Eu própria ouvi comentários, quando pedi ajuda médica, sobre como não podia sofrer de uma doença mental por ter condições financeiras e uma aparência cuidada. De ‘’uma menina tão bonita como tu?’’ a ‘’Tu tens tudo o que precisas!’’. Simples palavras que, para mim, e para todos os que sofrem, refletem a dor da invalidação e falta de apoio.
Além disso, a desvalorização da saúde mental está também patente no SNS, o serviço de saúde mais utilizado pelos portugueses, e a única opção para grande parte da população, que não dispõe de meios para aceder a sistemas de saúde privados.

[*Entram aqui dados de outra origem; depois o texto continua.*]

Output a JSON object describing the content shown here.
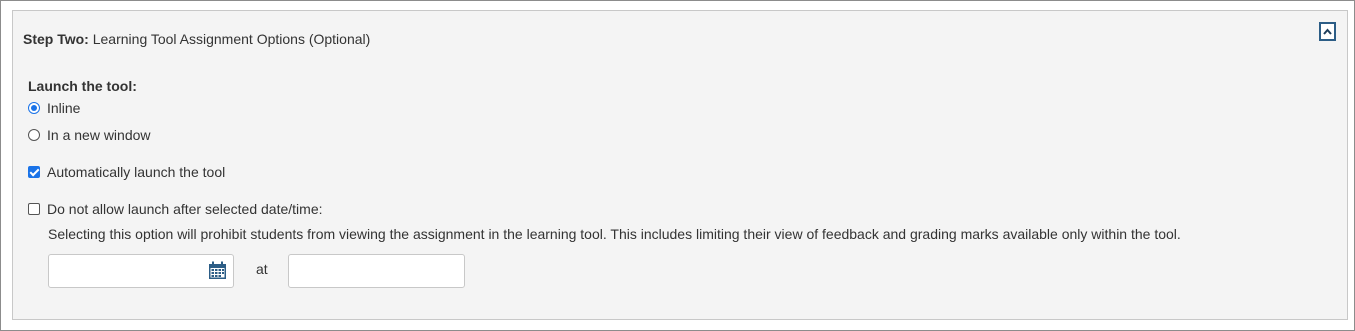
{
  "section": {
    "step_label": "Step Two:",
    "step_title": "Learning Tool Assignment Options (Optional)"
  },
  "launch": {
    "label": "Launch the tool:",
    "options": [
      {
        "label": "Inline",
        "selected": true
      },
      {
        "label": "In a new window",
        "selected": false
      }
    ]
  },
  "auto_launch": {
    "label": "Automatically launch the tool",
    "checked": true
  },
  "restrict": {
    "label": "Do not allow launch after selected date/time:",
    "checked": false,
    "description": "Selecting this option will prohibit students from viewing the assignment in the learning tool. This includes limiting their view of feedback and grading marks available only within the tool.",
    "date_value": "",
    "at_label": "at",
    "time_value": ""
  },
  "icons": {
    "collapse": "chevron-up-icon",
    "calendar": "calendar-icon"
  },
  "colors": {
    "accent": "#1a73e8",
    "button_border": "#2c5d86",
    "panel_bg": "#f4f4f4"
  }
}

O acesso a uma consulta do foro mental não está disponível para marcação direta por parte dos pacientes. É necessário, numa primeira fase, ir a uma consulta de medicina geral e, caso o médico de família o determine, ser encaminhado para uma consulta de especialidade, o que significa entrar numa lista de espera, cujo tempo varia, em média, entre 6 a 18 meses. Logicamente a situação clínica dos pacientes em espera pode agravar, fruto do tempo sem acompanhamento médico adequado. Este é um de muitos exemplos de que a problemática psicológica não é priorizada, não só pela sociedade, bem como pelo sistema de saúde público.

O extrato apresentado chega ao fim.